Following the death of Queen Elizabeth II, the Bank of England has postponed a major interest rate decision.

Why this is happening
The Bank was largely expected to raise interest rates on Thursday. But following the death of Britain’s longest-reigning monarch, various public bodies have changed their plans for the coming week.

Why this matter
Economists predicted that the Bank of England would raise interest rates to 2.25%, the highest level since December 2008.

In an attempt to keep skyrocketing prices under control, the Bank hiked interest rates by the greatest margin in 27 years last month. It also forecasted that the UK economy would enter a slump later this year.

The economic effect
Higher interest rates can make borrowing more expensive, resulting in fewer individuals having money to spend and prices not rising as quickly. Some dispute the effectiveness of UK rate increases in the face of global inflation.

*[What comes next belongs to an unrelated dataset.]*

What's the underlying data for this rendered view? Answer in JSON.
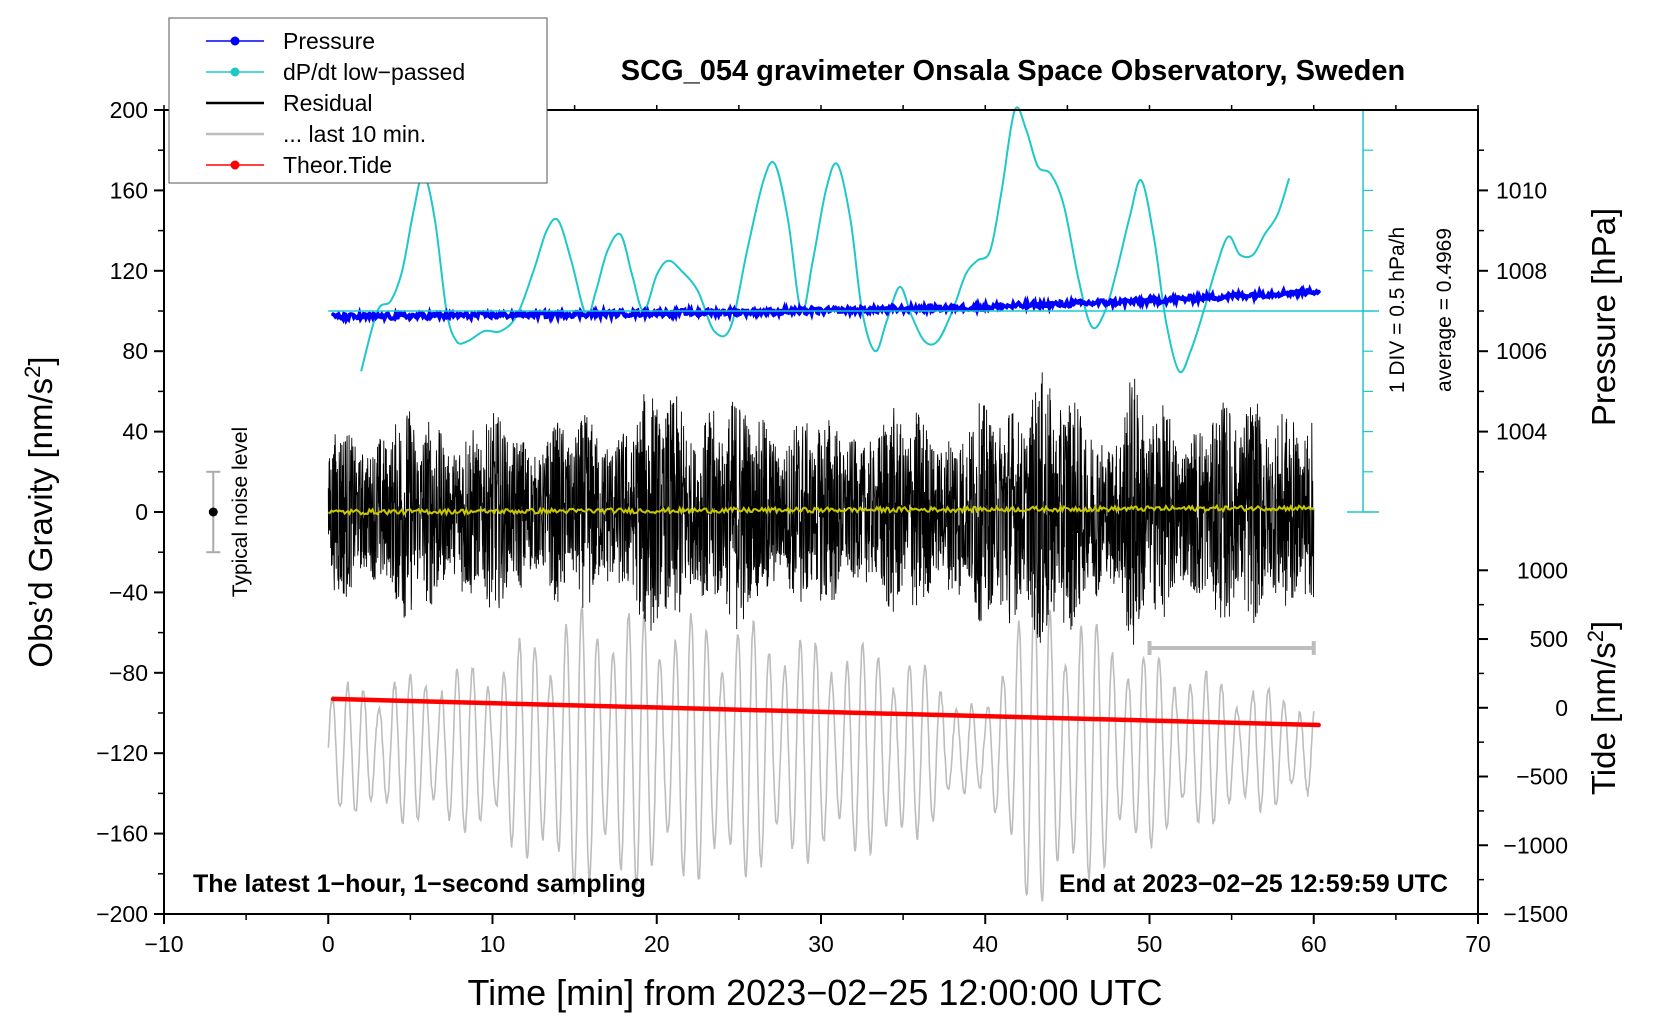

When the lockdown was lifted and the economy began to recover, energy prices skyrocketed. They have risen further as Russia has drastically reduced its gas deliveries to Europe. It has caused gas prices to rise across the continent, especially in the United Kingdom, with significant consequences for consumers.

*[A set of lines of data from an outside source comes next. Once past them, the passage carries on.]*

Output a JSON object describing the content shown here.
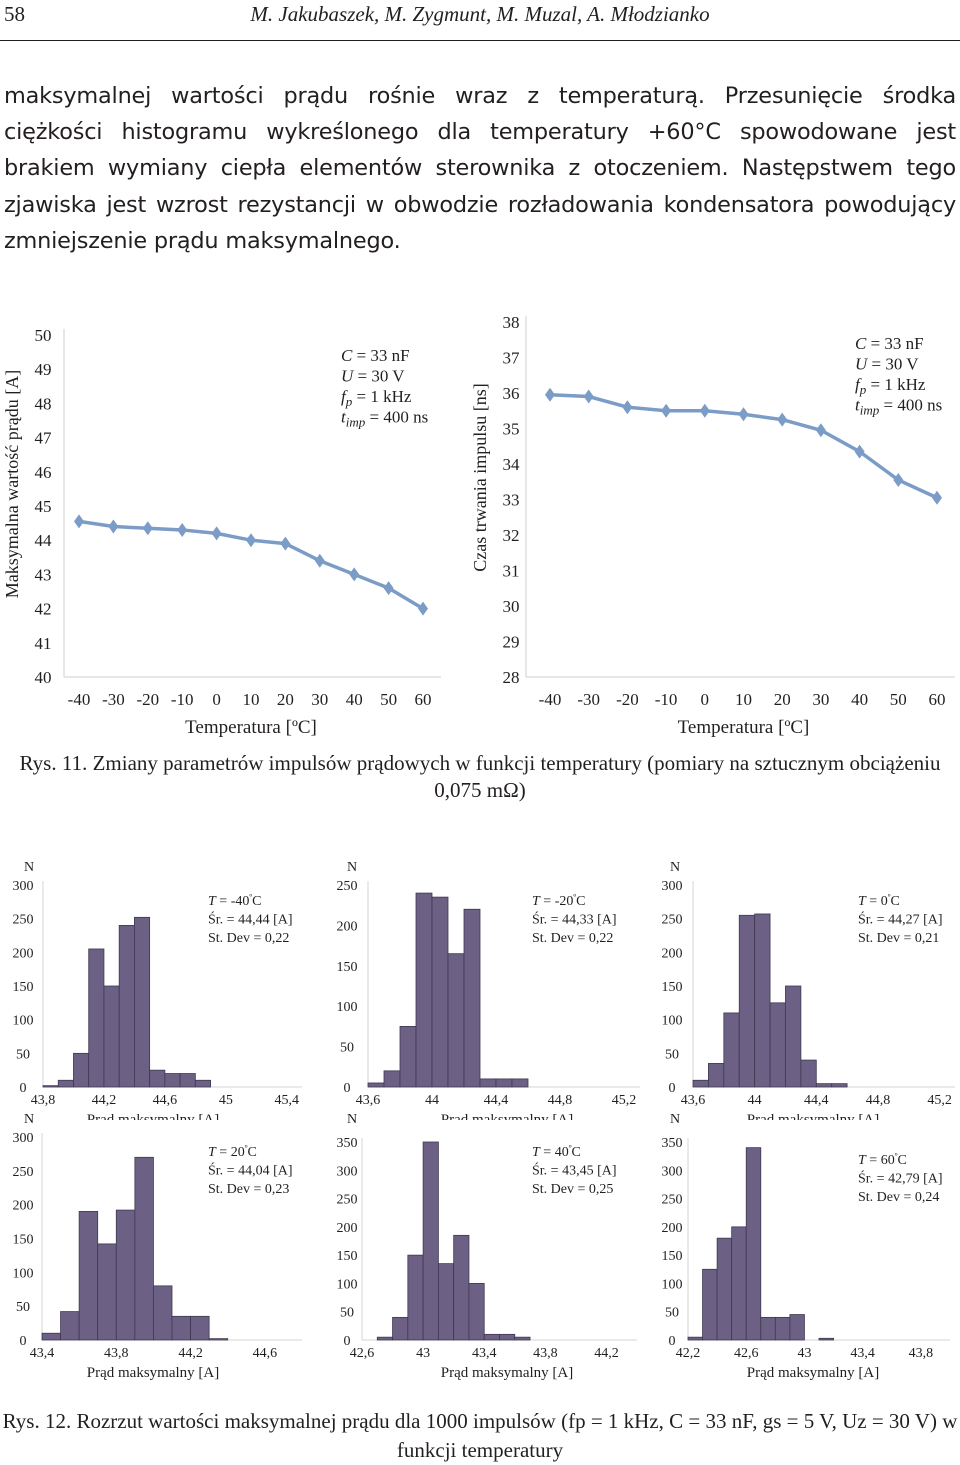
{
  "header": {
    "page_number": "58",
    "authors": "M. Jakubaszek, M. Zygmunt, M. Muzal, A. Młodzianko"
  },
  "body": {
    "paragraph": "maksymalnej wartości prądu rośnie wraz z temperaturą. Przesunięcie środka ciężkości histogramu wykreślonego dla temperatury +60°C spowodowane jest brakiem wymiany ciepła elementów sterownika z otoczeniem. Następstwem tego zjawiska jest wzrost rezystancji w obwodzie rozładowania kondensatora powodujący zmniejszenie prądu maksymalnego."
  },
  "figure11": {
    "caption": "Rys. 11. Zmiany parametrów impulsów prądowych w funkcji temperatury (pomiary na sztucznym obciążeniu 0,075 mΩ)",
    "params": {
      "C": "C = 33 nF",
      "U": "U = 30 V",
      "fp": "fp = 1 kHz",
      "timp": "timp = 400 ns"
    }
  },
  "figure12": {
    "caption": "Rys. 12. Rozrzut wartości maksymalnej prądu dla 1000 impulsów (fp = 1 kHz, C = 33 nF, gs = 5 V, Uz = 30 V) w funkcji temperatury"
  },
  "chart_data": [
    {
      "type": "line",
      "title": "",
      "xlabel": "Temperatura [ºC]",
      "ylabel": "Maksymalna wartość prądu [A]",
      "x": [
        -40,
        -30,
        -20,
        -10,
        0,
        10,
        20,
        30,
        40,
        50,
        60
      ],
      "values": [
        44.55,
        44.4,
        44.35,
        44.3,
        44.2,
        44.0,
        43.9,
        43.4,
        43.0,
        42.6,
        42.0
      ],
      "xticks": [
        "-40",
        "-30",
        "-20",
        "-10",
        "0",
        "10",
        "20",
        "30",
        "40",
        "50",
        "60"
      ],
      "yticks": [
        "40",
        "41",
        "42",
        "43",
        "44",
        "45",
        "46",
        "47",
        "48",
        "49",
        "50"
      ],
      "ylim": [
        40,
        50
      ],
      "color": "#7a9cc6",
      "legend": [
        "C = 33 nF",
        "U = 30 V",
        "fp = 1 kHz",
        "timp = 400 ns"
      ]
    },
    {
      "type": "line",
      "title": "",
      "xlabel": "Temperatura [ºC]",
      "ylabel": "Czas trwania impulsu [ns]",
      "x": [
        -40,
        -30,
        -20,
        -10,
        0,
        10,
        20,
        30,
        40,
        50,
        60
      ],
      "values": [
        35.95,
        35.9,
        35.6,
        35.5,
        35.5,
        35.4,
        35.25,
        34.95,
        34.35,
        33.55,
        33.05
      ],
      "xticks": [
        "-40",
        "-30",
        "-20",
        "-10",
        "0",
        "10",
        "20",
        "30",
        "40",
        "50",
        "60"
      ],
      "yticks": [
        "28",
        "29",
        "30",
        "31",
        "32",
        "33",
        "34",
        "35",
        "36",
        "37",
        "38"
      ],
      "ylim": [
        28,
        38
      ],
      "color": "#7a9cc6",
      "legend": [
        "C = 33 nF",
        "U = 30 V",
        "fp = 1 kHz",
        "timp = 400 ns"
      ]
    },
    {
      "type": "bar",
      "subtitle_T": "T = -40ºC",
      "mean": "Śr. = 44,44 [A]",
      "stdev": "St. Dev = 0,22",
      "ylabel": "N",
      "xlabel": "Prąd maksymalny [A]",
      "xlim": [
        43.8,
        45.5
      ],
      "ylim": [
        0,
        300
      ],
      "bin_width": 0.1,
      "bin_edges": [
        43.8,
        43.9,
        44.0,
        44.1,
        44.2,
        44.3,
        44.4,
        44.5,
        44.6,
        44.7,
        44.8,
        44.9,
        45.0
      ],
      "values": [
        2,
        10,
        50,
        205,
        150,
        240,
        252,
        25,
        20,
        20,
        10,
        0
      ],
      "xticks": [
        "43,8",
        "44,2",
        "44,6",
        "45",
        "45,4"
      ],
      "xtick_values": [
        43.8,
        44.2,
        44.6,
        45.0,
        45.4
      ],
      "yticks": [
        "0",
        "50",
        "100",
        "150",
        "200",
        "250",
        "300"
      ],
      "ytick_values": [
        0,
        50,
        100,
        150,
        200,
        250,
        300
      ],
      "color": "#6c6185"
    },
    {
      "type": "bar",
      "subtitle_T": "T = -20ºC",
      "mean": "Śr. = 44,33 [A]",
      "stdev": "St. Dev = 0,22",
      "ylabel": "N",
      "xlabel": "Prąd maksymalny [A]",
      "xlim": [
        43.6,
        45.3
      ],
      "ylim": [
        0,
        250
      ],
      "bin_width": 0.1,
      "bin_edges": [
        43.6,
        43.7,
        43.8,
        43.9,
        44.0,
        44.1,
        44.2,
        44.3,
        44.4,
        44.5,
        44.6,
        44.7,
        44.8,
        44.9
      ],
      "values": [
        5,
        20,
        75,
        240,
        235,
        165,
        220,
        10,
        10,
        10,
        0,
        0,
        0
      ],
      "xticks": [
        "43,6",
        "44",
        "44,4",
        "44,8",
        "45,2"
      ],
      "xtick_values": [
        43.6,
        44.0,
        44.4,
        44.8,
        45.2
      ],
      "yticks": [
        "0",
        "50",
        "100",
        "150",
        "200",
        "250"
      ],
      "ytick_values": [
        0,
        50,
        100,
        150,
        200,
        250
      ],
      "color": "#6c6185"
    },
    {
      "type": "bar",
      "subtitle_T": "T = 0ºC",
      "mean": "Śr. = 44,27 [A]",
      "stdev": "St. Dev = 0,21",
      "ylabel": "N",
      "xlabel": "Prąd maksymalny [A]",
      "xlim": [
        43.6,
        45.3
      ],
      "ylim": [
        0,
        300
      ],
      "bin_width": 0.1,
      "bin_edges": [
        43.6,
        43.7,
        43.8,
        43.9,
        44.0,
        44.1,
        44.2,
        44.3,
        44.4,
        44.5,
        44.6,
        44.7,
        44.8,
        44.9
      ],
      "values": [
        10,
        35,
        110,
        255,
        257,
        125,
        150,
        40,
        5,
        5,
        0,
        0,
        0
      ],
      "xticks": [
        "43,6",
        "44",
        "44,4",
        "44,8",
        "45,2"
      ],
      "xtick_values": [
        43.6,
        44.0,
        44.4,
        44.8,
        45.2
      ],
      "yticks": [
        "0",
        "50",
        "100",
        "150",
        "200",
        "250",
        "300"
      ],
      "ytick_values": [
        0,
        50,
        100,
        150,
        200,
        250,
        300
      ],
      "color": "#6c6185"
    },
    {
      "type": "bar",
      "subtitle_T": "T = 20ºC",
      "mean": "Śr. = 44,04 [A]",
      "stdev": "St. Dev = 0,23",
      "ylabel": "N",
      "xlabel": "Prąd maksymalny [A]",
      "xlim": [
        43.4,
        44.8
      ],
      "ylim": [
        0,
        300
      ],
      "bin_width": 0.1,
      "bin_edges": [
        43.4,
        43.5,
        43.6,
        43.7,
        43.8,
        43.9,
        44.0,
        44.1,
        44.2,
        44.3,
        44.4,
        44.5,
        44.6,
        44.7
      ],
      "values": [
        10,
        42,
        190,
        142,
        192,
        270,
        80,
        35,
        35,
        2,
        0,
        0,
        0
      ],
      "xticks": [
        "43,4",
        "43,8",
        "44,2",
        "44,6"
      ],
      "xtick_values": [
        43.4,
        43.8,
        44.2,
        44.6
      ],
      "yticks": [
        "0",
        "50",
        "100",
        "150",
        "200",
        "250",
        "300"
      ],
      "ytick_values": [
        0,
        50,
        100,
        150,
        200,
        250,
        300
      ],
      "color": "#6c6185"
    },
    {
      "type": "bar",
      "subtitle_T": "T = 40ºC",
      "mean": "Śr. = 43,45 [A]",
      "stdev": "St. Dev = 0,25",
      "ylabel": "N",
      "xlabel": "Prąd maksymalny [A]",
      "xlim": [
        42.6,
        44.4
      ],
      "ylim": [
        0,
        350
      ],
      "bin_width": 0.1,
      "bin_edges": [
        42.6,
        42.7,
        42.8,
        42.9,
        43.0,
        43.1,
        43.2,
        43.3,
        43.4,
        43.5,
        43.6,
        43.7,
        43.8,
        43.9
      ],
      "values": [
        0,
        5,
        40,
        150,
        350,
        135,
        185,
        100,
        10,
        10,
        5,
        0,
        0
      ],
      "xticks": [
        "42,6",
        "43",
        "43,4",
        "43,8",
        "44,2"
      ],
      "xtick_values": [
        42.6,
        43.0,
        43.4,
        43.8,
        44.2
      ],
      "yticks": [
        "0",
        "50",
        "100",
        "150",
        "200",
        "250",
        "300",
        "350"
      ],
      "ytick_values": [
        0,
        50,
        100,
        150,
        200,
        250,
        300,
        350
      ],
      "color": "#6c6185"
    },
    {
      "type": "bar",
      "subtitle_T": "T = 60ºC",
      "mean": "Śr. = 42,79 [A]",
      "stdev": "St. Dev = 0,24",
      "ylabel": "N",
      "xlabel": "Prąd maksymalny [A]",
      "xlim": [
        42.2,
        44.0
      ],
      "ylim": [
        0,
        350
      ],
      "bin_width": 0.1,
      "bin_edges": [
        42.2,
        42.3,
        42.4,
        42.5,
        42.6,
        42.7,
        42.8,
        42.9,
        43.0,
        43.1,
        43.2,
        43.3,
        43.4,
        43.5
      ],
      "values": [
        5,
        125,
        180,
        200,
        340,
        40,
        40,
        45,
        0,
        3,
        0,
        0,
        0
      ],
      "xticks": [
        "42,2",
        "42,6",
        "43",
        "43,4",
        "43,8"
      ],
      "xtick_values": [
        42.2,
        42.6,
        43.0,
        43.4,
        43.8
      ],
      "yticks": [
        "0",
        "50",
        "100",
        "150",
        "200",
        "250",
        "300",
        "350"
      ],
      "ytick_values": [
        0,
        50,
        100,
        150,
        200,
        250,
        300,
        350
      ],
      "color": "#6c6185"
    }
  ]
}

With inflation reaching 10.1%, prices are rising at the quickest rate in 40 years.

Moving forward
The Monetary Policy Committee’s conclusion will now be revealed at 12:00 on September 22nd.

Digging Deeper
Liz Truss and the struggling UK economy

In an effort to avoid widespread hardship, the prime minister declared on Thursday that the government will limit energy bill increases for all households for two years.

Prime Minister Liz Truss is set to borrow billions of dollars to reduce the projected significant increase in energy prices for consumers and businesses. A typical household’s gas and electricity bill is currently set to climb from £1,971 to £3,549 in October but by 2024, the average home energy bill will be capped at £2,500 per year.

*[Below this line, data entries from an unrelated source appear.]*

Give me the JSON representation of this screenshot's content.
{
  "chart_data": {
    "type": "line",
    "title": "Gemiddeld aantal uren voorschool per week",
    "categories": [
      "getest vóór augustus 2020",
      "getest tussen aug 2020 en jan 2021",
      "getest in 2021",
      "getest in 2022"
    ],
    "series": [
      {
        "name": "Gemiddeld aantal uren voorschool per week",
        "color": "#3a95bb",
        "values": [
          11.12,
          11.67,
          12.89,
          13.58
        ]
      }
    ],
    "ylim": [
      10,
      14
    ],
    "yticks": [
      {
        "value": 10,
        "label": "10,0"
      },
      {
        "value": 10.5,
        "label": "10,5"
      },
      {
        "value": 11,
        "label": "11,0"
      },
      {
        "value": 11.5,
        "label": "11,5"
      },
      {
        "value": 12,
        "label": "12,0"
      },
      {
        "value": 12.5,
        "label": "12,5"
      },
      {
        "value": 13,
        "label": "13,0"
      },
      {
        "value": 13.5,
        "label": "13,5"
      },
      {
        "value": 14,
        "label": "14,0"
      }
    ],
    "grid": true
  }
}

Analysts estimate that the massive support scheme may cost up to £150 billion, but Ms Truss said in launching the package that “extraordinary times call for exceptional measures.”

Further details are due by the end of the month, when the chancellor is expected to clarify the level of borrowing required and any additional tax measures he considers necessary to fund the package of support.

It is uncertain how long the government assistance will extend, but the full government assistance package is likely to be worth roughly £100 billion. The final sum will be determined by changes in gas and energy prices in the very volatile international energy markets, as well as how much more assistance is provided to the most needy.

However, the government is said to be hesitant to see money added to customer bills for up to 20 years in order for energy companies to repay the loans.

Given its promises to be a tax-cutting government, it is also expected to be hesitant to add the expense to general taxation. So, it is expected that customers will not be required to reimburse the government’s bill subsidies, according to the government’s plans.